Tehran "not very happy" with Iraq-US security bill
Tehran is "not very happy" with the security agreement inked between Iraq and the United States that sets a schedule for the withdrawal of US forces, Iran's Vice Foreign Minister Hossein Sheikholeslam said Sunday.
"We are not very happy with the security agreement," said Sheikholeslam, as quoted by the ISNA news agency. "The agreement should have rather been decided by the people through a referendum."
Under the security agreement, agreed to by the Iraqi parliament Thursday, US troops would withdraw from Iraqi cities by the end of June 2009 and from the rest of the country by the end of 2011, dpa reported.

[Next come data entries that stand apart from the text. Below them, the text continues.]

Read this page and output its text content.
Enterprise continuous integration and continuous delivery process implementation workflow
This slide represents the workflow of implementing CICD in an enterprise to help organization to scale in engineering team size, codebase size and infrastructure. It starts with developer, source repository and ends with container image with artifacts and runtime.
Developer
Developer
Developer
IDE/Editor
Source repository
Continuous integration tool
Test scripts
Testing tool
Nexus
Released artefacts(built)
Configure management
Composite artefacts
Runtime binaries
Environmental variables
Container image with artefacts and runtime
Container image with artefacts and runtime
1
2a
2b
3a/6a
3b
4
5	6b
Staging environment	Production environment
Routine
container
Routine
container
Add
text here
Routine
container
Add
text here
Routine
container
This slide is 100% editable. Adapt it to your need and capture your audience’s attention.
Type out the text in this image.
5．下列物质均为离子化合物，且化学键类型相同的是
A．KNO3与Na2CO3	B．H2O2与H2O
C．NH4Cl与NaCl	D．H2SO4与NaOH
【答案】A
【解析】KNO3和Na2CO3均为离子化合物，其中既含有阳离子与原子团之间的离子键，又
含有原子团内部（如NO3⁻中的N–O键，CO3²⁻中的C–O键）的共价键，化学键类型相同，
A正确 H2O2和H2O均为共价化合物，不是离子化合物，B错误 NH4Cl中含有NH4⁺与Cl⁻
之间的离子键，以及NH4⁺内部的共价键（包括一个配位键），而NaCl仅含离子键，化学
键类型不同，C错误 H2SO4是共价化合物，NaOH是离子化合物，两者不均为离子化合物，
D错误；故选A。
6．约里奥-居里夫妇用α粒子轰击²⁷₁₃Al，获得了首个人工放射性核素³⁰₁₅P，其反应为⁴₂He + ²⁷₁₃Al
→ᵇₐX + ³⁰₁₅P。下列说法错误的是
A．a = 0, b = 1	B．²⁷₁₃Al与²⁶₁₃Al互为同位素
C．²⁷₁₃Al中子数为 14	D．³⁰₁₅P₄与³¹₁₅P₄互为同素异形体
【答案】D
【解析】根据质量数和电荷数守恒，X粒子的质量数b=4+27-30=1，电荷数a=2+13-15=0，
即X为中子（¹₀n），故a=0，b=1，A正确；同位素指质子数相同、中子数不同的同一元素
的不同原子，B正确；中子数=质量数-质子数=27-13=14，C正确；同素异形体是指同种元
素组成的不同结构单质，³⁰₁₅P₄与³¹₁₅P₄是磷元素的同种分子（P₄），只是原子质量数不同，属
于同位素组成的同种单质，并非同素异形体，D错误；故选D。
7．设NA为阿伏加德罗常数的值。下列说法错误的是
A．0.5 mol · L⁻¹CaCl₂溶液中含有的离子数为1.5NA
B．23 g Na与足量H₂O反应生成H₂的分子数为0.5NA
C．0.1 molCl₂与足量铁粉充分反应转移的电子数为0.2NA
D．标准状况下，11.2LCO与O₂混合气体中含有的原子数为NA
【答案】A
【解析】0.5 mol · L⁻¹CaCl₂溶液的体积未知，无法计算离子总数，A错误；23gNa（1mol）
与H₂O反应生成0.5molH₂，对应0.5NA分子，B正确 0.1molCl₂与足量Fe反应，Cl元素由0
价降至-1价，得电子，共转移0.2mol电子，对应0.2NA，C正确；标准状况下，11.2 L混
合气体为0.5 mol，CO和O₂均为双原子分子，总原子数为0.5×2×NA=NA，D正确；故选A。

A senior Iranian cleric said at a Friday prayer ceremony that Iraqis only approved the security agreement under pressure.
"The Iraqis were told (by the United States) to either accept it or face the consequences," Ayatollah Ahmad Jannati, spokesman of the influential Guardian Council, said.
Iran's Parliament Speaker Ali Larijani said last week that, considering the capability of the Iraqi government to run the country, the withdrawal of the US forces should come sooner than 2011.
Tehran's strong opposition to the security agreement is an open secret. But observers believe that, in order not to harm relations with the Iraqi government, and especially with the administration of US president-elect Barack Obama, Iran has for the time being decided to adopt a soft stance on the issue.